What doesn't make for great headlines is the fact that between 2002 and 2006, the Mexican government was able to reduce kidnappings and dismantle a lot of kidnapping rings. They went up again in 2007 and the beginning of 2008, but a recent high-profile case where a 14-year-old kid was murdered has raised outrage again, so I'm pretty sure kidnapping rates will go down again.

However, if you Americans (yes, I know, Slashdot is international) want to be afraid to go to Mexico because of the kidnappings, please stay out.
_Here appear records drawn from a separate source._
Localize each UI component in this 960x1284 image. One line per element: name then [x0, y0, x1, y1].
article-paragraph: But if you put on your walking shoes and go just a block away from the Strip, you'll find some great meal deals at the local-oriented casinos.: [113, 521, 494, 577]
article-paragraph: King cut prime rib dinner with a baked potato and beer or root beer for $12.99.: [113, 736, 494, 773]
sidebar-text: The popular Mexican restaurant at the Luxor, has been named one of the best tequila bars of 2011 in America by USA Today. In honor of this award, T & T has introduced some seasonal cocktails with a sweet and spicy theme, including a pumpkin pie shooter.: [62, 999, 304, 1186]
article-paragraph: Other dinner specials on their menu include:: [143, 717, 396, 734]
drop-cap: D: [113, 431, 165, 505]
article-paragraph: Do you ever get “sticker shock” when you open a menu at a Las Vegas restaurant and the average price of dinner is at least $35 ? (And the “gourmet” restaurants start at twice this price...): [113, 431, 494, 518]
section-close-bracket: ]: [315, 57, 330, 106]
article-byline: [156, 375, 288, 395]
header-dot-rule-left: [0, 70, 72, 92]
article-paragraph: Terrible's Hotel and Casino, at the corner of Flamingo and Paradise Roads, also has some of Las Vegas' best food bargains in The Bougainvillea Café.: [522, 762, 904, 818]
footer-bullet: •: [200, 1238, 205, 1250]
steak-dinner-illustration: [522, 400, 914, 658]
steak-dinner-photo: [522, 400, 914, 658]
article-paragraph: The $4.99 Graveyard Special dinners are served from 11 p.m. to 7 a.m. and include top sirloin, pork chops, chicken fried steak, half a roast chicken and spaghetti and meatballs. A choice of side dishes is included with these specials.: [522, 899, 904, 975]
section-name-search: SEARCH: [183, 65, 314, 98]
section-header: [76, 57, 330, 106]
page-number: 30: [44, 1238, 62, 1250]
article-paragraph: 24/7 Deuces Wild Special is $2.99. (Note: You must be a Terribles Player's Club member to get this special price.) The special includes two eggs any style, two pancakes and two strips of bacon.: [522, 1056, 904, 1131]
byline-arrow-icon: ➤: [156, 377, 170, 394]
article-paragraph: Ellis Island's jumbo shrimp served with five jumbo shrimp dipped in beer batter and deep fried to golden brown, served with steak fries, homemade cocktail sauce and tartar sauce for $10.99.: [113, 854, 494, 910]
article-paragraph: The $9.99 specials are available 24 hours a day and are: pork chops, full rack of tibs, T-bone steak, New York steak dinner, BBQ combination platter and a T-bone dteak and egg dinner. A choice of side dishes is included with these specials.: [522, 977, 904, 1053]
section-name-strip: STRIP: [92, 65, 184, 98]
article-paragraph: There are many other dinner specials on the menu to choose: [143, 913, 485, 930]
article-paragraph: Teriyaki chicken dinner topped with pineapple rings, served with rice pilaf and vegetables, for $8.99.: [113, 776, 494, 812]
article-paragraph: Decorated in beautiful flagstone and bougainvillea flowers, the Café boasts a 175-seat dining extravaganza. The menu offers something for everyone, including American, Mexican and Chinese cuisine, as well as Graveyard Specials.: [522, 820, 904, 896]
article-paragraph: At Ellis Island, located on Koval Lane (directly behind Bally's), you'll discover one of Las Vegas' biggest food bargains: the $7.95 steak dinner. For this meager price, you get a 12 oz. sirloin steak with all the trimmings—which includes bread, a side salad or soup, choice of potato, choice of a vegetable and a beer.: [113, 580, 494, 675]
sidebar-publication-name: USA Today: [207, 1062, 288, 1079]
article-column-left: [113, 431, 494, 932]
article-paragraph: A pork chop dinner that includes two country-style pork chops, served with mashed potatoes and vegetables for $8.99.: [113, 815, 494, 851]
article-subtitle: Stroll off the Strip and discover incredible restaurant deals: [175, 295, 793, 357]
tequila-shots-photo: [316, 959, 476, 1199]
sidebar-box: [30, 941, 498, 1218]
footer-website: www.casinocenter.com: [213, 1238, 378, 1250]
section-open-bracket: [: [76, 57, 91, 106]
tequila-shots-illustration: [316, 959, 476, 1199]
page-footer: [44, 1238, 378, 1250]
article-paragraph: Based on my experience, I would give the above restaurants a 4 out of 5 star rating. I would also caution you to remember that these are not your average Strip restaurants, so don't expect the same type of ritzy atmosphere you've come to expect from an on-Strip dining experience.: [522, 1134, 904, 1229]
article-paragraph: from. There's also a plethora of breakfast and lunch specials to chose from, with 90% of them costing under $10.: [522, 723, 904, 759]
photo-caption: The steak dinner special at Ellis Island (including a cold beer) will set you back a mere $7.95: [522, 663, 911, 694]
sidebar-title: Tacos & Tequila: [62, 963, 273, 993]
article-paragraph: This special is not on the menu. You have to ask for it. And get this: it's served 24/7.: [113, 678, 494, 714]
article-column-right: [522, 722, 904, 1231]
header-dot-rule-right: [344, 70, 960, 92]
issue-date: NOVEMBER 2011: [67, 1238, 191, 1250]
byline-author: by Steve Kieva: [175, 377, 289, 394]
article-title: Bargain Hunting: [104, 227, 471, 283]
The girls here love Americans, and I spent some time with a pretty girl 18 years younger than myself earlier this week, and will have coffee with a pretty girl 14 years younger than myself tomorrow.

Rich Mexican Detector (2, Insightful)

PolygamousRanchKid (1290638) | more than 5 years ago | (#24712201)

Friends ... I sell you a rich Mexican detector ... itsa wery nize ... you pointa da ding to Mexican ... if rice in blood ... itsa rich Mexican ... you kidnap ...

Catch & Release (1)

Joebert (946227) | more than 5 years ago | (#24712239)

Why stop with just the wealthy, I think the US should start a program that donates transmitters to all Mexicans, even illegal immigrants as they're caught crossing the border.

In other news... (1)

smith6174 (986645) | more than 5 years ago | (#24712269)

13% sales growth, with 2000 customers so far! At that rate, everyone in Mexico will have one in about 100 years.

Stupid... (1)

junkgui (69602) | more than 5 years ago | (#24712293)

Why would that even work... once the kidnapper sees the "larger device" they are sure to throw it away... Once you are a foot or so away the RFID would be out of range and then the best they could do is find the "larger device"... which is not you... Why not just buy a cell phone and call someone when you get kidnapped, it would be just as conspicuous.

Panic button (1)

bicho (144895) | more than 5 years ago | (#24712337)

Well, if you can alert people as the kidnapping is taking place, it certainly serves at least for one purpouse.
You don't need to wait for a call to know a relative has been kidnaped. and you can take action sooner.